EDIT: Just noticed its been out for nearly a month now in America. =/


----------



## Mayonnaise (Aug 28, 2010)

Is it a bad movie?

Heh, I'm going to watch it anyways, whet it hit our shores.


----------



## TreacleFox (Aug 28, 2010)

Radio Viewer said:


> Is it a bad movie?
> 
> Heh, I'm going to watch it anyways, whet it hit our shores.



It seems to be going terrible in polls like This, But it somehow got really bad in the polls before it even came out anywhere. >.<
I personally really liked it. =/


----------



## Cam (Aug 28, 2010)

I thought it would be too cheesy for me

All the cat and dog jokes would probably get old with me within the first 11 minutes


----------



## RayO_ElGatubelo (Aug 28, 2010)

The Tomatometer is very unfond of it right now.

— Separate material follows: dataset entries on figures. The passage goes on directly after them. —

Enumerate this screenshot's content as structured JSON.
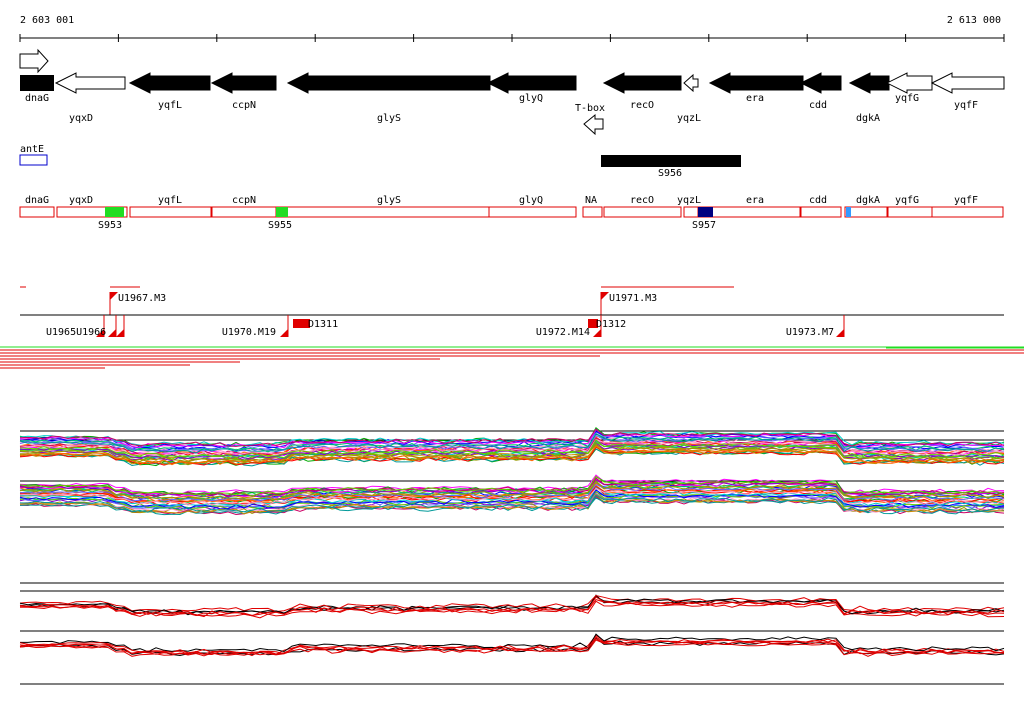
{
  "coords": {
    "start": "2 603 001",
    "end": "2 613 000"
  },
  "colors": {
    "black": "#000000",
    "red": "#e00000",
    "green": "#22dd22",
    "navy": "#000080",
    "lightblue": "#3399ff",
    "blue": "#0000cc"
  },
  "genes": [
    {
      "id": "dnaG",
      "label": "dnaG",
      "filled": true,
      "dir": "right"
    },
    {
      "id": "yqxD",
      "label": "yqxD",
      "filled": false,
      "dir": "left"
    },
    {
      "id": "yqfL",
      "label": "yqfL",
      "filled": true,
      "dir": "left"
    },
    {
      "id": "ccpN",
      "label": "ccpN",
      "filled": true,
      "dir": "left"
    },
    {
      "id": "glyS",
      "label": "glyS",
      "filled": true,
      "dir": "left"
    },
    {
      "id": "glyQ",
      "label": "glyQ",
      "filled": true,
      "dir": "left"
    },
    {
      "id": "recO",
      "label": "recO",
      "filled": true,
      "dir": "left"
    },
    {
      "id": "yqzL",
      "label": "yqzL",
      "filled": false,
      "dir": "left"
    },
    {
      "id": "era",
      "label": "era",
      "filled": true,
      "dir": "left"
    },
    {
      "id": "cdd",
      "label": "cdd",
      "filled": true,
      "dir": "left"
    },
    {
      "id": "dgkA",
      "label": "dgkA",
      "filled": true,
      "dir": "left"
    },
    {
      "id": "yqfG",
      "label": "yqfG",
      "filled": false,
      "dir": "left"
    },
    {
      "id": "yqfF",
      "label": "yqfF",
      "filled": false,
      "dir": "left"
    }
  ],
  "tbox": "T-box",
  "antE": "antE",
  "s956": "S956",
  "operon_boxes": [
    {
      "id": "dnaG",
      "label": "dnaG"
    },
    {
      "id": "yqxD",
      "label": "yqxD"
    },
    {
      "id": "yqfL",
      "label": "yqfL"
    },
    {
      "id": "ccpN",
      "label": "ccpN"
    },
    {
      "id": "glyS",
      "label": "glyS"
    },
    {
      "id": "glyQ",
      "label": "glyQ"
    },
    {
      "id": "NA",
      "label": "NA"
    },
    {
      "id": "recO",
      "label": "recO"
    },
    {
      "id": "yqzL",
      "label": "yqzL"
    },
    {
      "id": "era",
      "label": "era"
    },
    {
      "id": "cdd",
      "label": "cdd"
    },
    {
      "id": "dgkA",
      "label": "dgkA"
    },
    {
      "id": "yqfG",
      "label": "yqfG"
    },
    {
      "id": "yqfF",
      "label": "yqfF"
    }
  ],
  "segments": [
    {
      "id": "s953",
      "label": "S953",
      "color": "#22dd22"
    },
    {
      "id": "s955",
      "label": "S955",
      "color": "#22dd22"
    },
    {
      "id": "s957",
      "label": "S957",
      "color": "#000080"
    }
  ],
  "transcripts": {
    "u1967": "U1967.M3",
    "u1971": "U1971.M3",
    "u1970": "U1970.M19",
    "u1972": "U1972.M14",
    "u1973": "U1973.M7",
    "overlap_label": "U1965U1966",
    "d1311": "D1311",
    "d1312": "D1312"
  }
}
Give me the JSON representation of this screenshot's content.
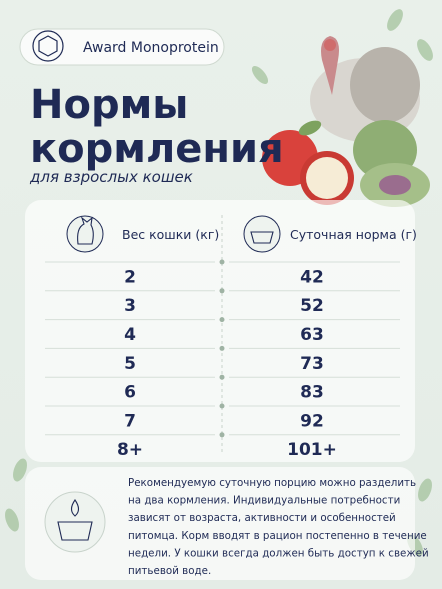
{
  "badge": {
    "text": "Award Monoprotein"
  },
  "header": {
    "title_lines": [
      "Нормы",
      "кормления"
    ],
    "subtitle": "для взрослых кошек"
  },
  "table": {
    "headers": [
      "Вес кошки (кг)",
      "Суточная норма (г)"
    ],
    "rows": [
      [
        "2",
        "42"
      ],
      [
        "3",
        "52"
      ],
      [
        "4",
        "63"
      ],
      [
        "5",
        "73"
      ],
      [
        "6",
        "83"
      ],
      [
        "7",
        "92"
      ],
      [
        "8+",
        "101+"
      ]
    ]
  },
  "note": {
    "lines": [
      "Рекомендуемую суточную порцию можно разделить",
      "на два кормления. Индивидуальные потребности",
      "зависят от возраста, активности и особенностей",
      "питомца. Корм вводят в рацион постепенно в течение",
      "недели. У кошки всегда должен быть доступ к свежей",
      "питьевой воде."
    ]
  }
}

It's unfortunate that Roger Ebert and Richard Roeper didn't get their hands on it. They liked the first one, and so had they reviewed the sequel, it would have been a real barometer of the film's worth.

I think this sequel is probably half-assed, though.


----------



## ShayneBear (Aug 29, 2010)

haven't seen it yet, but there's a bulldog in it who rides a skateboard. I knew him IRL when he was a puppy. a friend of mine bred him and his siblings!


----------



## Mayonnaise (Aug 29, 2010)

Meadow said:


> It seems to be going terrible in polls like This


That bad huh? Now I can't wait to see it... 



Meadow said:


> But it somehow got really bad in the polls before it even came out anywhere. >.<


o.o


----------



## KirbyCowFox (Aug 29, 2010)

They're not great movies, but they're also harmless.  I enjoyed the first one as a pre-teen, and I might rent the sequel because I love the idea of cats being the good guys along with the dogs.


----------



## 8-bit (Aug 29, 2010)

In the third, they put a terminator in it. You know the "JUN-JUN JUN JUN-JUN" of the terminator theme? Well they replaced the "JUN"s with robotic "MEOW"s >:[

2nd must be shit if it went straight to DVD


----------



## TreacleFox (Sep 3, 2010)

Sweden has given this film a "G" rating for 2D, and a "PG" rating for 3D in cinemas. -.-

http://www.geekingoutabout.com/2010/09/02/sweden-says-3d-films-are-too-much-for-some-kids/


----------



## Mayonnaise (Sep 3, 2010)

Meadow said:


> Sweden has given this film a "G" rating for 2D, and a "PG" rating for 3D in cinemas. -.-
> 
> http://www.geekingoutabout.com/2010/09/02/sweden-says-3d-films-are-too-much-for-some-kids/


LoL at first glance I thought this is caused by the sheathed dog dick... ^^; 

Anyway, I watched the movie yesterday in 3D, it was ok.


----------



## Code Red (Sep 7, 2010)

Question: Why does this movie exist?


----------



## TreacleFox (Sep 7, 2010)

Code Red said:


> Question: Why does this movie exist?


 
Because the first one made $200,000,000. :S


----------